Because your point is in terms of the truth of specific probabilities, which are already always wrong, your point is ill-formed. T1=0, T2=1, the end. To do better you need to understand probability distributions.
If your first probability estimate is wrong, without any error bar—but simply wrong in an unknown way—then you’re screwed, right?
Edit: And what are you talking about with T2=1? It does not have a probability of 1. That sounds like your “signs flip” thing which I addressed already. I still think you are imagining a different regress than the one I was talking about.
Think of it this way—if it’s wrong in an utterly unknown way, then the wrongness has perfect symmetry; there’s nothing to distinguish being wrong one way from being wrong in another. By the axiom that you shouldn’t make up information, when the information is symmetric, that part of the distribution (“part” as in you convolve the different parts together to get the total distribution) should be symmetric too. And since the final probability estimate is just the average over your distribution, the symmetry makes the problem easy—or if the problem is poorly defined or poorly understood, it at the very least gives you error bars—it makes the answer somewhere between your current estimate and the maximum entropy estimate.
If you’re wrong in an unknown way, then it could just as well be 1% or 99%.
You might try to claim this averages to 50%. But theories don’t have uniform probability. There are more possible mistakes than truths. Almost all theories are mistaken. So when the probability is unknown, we have every reason to think it’s a mistake (if we’re just going to guess; we could of course use Popper’s epistemology instead which handles all this stuff), and there’s no justification for the theory. Right?

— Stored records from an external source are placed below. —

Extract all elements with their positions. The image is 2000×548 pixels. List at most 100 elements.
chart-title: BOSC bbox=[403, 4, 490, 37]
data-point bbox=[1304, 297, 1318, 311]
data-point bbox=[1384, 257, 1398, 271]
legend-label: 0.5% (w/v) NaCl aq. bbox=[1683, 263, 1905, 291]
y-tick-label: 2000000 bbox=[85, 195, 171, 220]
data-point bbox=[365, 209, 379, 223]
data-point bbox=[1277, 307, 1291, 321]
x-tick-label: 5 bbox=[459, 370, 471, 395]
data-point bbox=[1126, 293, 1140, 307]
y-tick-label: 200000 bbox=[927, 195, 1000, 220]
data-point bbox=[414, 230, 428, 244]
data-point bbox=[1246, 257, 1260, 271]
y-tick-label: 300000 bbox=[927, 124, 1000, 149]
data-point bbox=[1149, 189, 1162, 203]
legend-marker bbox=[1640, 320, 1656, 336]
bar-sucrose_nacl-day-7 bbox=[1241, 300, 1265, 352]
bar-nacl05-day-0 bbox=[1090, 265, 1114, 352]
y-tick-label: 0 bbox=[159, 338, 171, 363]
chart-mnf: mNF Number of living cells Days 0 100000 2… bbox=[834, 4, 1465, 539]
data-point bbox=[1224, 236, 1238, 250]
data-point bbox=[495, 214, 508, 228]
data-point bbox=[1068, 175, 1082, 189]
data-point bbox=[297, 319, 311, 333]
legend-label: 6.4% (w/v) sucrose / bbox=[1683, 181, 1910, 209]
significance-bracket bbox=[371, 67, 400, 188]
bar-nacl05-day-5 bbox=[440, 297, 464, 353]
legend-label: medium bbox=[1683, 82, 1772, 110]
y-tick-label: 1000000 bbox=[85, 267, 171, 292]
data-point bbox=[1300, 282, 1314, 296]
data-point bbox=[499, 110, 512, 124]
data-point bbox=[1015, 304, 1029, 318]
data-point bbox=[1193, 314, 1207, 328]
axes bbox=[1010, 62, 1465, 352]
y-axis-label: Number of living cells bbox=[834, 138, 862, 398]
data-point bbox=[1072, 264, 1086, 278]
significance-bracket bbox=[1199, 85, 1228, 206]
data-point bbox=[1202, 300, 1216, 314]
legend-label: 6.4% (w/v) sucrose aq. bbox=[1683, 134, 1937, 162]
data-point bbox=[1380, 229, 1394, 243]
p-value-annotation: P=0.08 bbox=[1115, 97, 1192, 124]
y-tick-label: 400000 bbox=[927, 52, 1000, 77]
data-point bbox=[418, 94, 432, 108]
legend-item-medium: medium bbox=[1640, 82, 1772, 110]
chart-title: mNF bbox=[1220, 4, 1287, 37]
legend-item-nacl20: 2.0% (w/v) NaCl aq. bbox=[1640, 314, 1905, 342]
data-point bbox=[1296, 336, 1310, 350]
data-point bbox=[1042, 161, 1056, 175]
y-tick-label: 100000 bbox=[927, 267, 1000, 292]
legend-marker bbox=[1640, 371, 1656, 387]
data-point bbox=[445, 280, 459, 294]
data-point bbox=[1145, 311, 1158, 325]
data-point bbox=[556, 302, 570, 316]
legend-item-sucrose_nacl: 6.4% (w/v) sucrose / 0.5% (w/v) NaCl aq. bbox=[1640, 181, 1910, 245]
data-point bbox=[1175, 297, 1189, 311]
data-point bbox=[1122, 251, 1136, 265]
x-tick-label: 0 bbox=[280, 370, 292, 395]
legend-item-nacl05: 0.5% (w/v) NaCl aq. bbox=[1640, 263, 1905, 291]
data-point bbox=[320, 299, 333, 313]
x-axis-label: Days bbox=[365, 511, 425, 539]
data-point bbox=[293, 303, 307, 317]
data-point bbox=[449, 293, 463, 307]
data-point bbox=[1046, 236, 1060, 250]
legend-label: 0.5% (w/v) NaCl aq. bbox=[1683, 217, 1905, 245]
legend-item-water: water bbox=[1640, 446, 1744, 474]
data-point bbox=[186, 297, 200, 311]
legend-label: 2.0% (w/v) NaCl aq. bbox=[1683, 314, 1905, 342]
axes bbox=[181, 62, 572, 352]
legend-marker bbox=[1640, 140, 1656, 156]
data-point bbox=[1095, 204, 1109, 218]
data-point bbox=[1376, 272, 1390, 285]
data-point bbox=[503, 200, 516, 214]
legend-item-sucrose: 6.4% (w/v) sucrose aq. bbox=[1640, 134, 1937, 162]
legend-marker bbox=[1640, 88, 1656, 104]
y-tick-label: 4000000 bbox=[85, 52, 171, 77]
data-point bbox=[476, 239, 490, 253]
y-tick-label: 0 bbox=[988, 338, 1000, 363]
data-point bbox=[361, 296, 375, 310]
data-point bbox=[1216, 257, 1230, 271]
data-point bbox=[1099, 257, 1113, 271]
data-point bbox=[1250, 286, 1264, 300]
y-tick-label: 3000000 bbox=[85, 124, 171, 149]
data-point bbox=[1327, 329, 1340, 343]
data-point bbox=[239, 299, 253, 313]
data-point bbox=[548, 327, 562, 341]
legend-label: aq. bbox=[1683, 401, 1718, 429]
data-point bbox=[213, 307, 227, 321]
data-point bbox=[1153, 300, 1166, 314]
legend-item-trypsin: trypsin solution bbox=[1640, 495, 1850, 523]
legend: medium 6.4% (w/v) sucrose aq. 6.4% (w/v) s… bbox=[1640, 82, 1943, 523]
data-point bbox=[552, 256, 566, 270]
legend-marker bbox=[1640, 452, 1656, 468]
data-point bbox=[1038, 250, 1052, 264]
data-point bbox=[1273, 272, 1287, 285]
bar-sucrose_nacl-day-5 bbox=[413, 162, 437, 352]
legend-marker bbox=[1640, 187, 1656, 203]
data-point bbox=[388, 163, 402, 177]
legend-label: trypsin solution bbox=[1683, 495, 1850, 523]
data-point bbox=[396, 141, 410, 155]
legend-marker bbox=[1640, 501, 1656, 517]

Your comments about error bars are subject to regresses (what is the probability you are right about that method? about the maximum entropy estimate? etc)
You don’t seem to be thinking with the concept of an probability distribution, or an average of one. You say “If you’re wrong in an unknown way, then it could just as well be 1% or 99%” as if it spells doom for any attempt to quantify probabilities. When really all it is is a symmetry property for a probability distribution.
I guess I shouldn’t be expected to give you a class in probability over the internet when you are already convinced it’s all wrong. But again, I think you should read a textbook on this stuff, or take a class.
Are you aware that Yudkowsky doesn’t dispute the regress? He has an article on it.
http://lesswrong.com/lw/s0/where_recursive_justification_hits_bottom/
If that’s what you’re using “the regress” to mean, sure, sign me up. But this has even less bearing than usual on whether uncertainty can be represented by probability, unless you are making the (unlikely and terrible) argument that nothing can be represented by anything.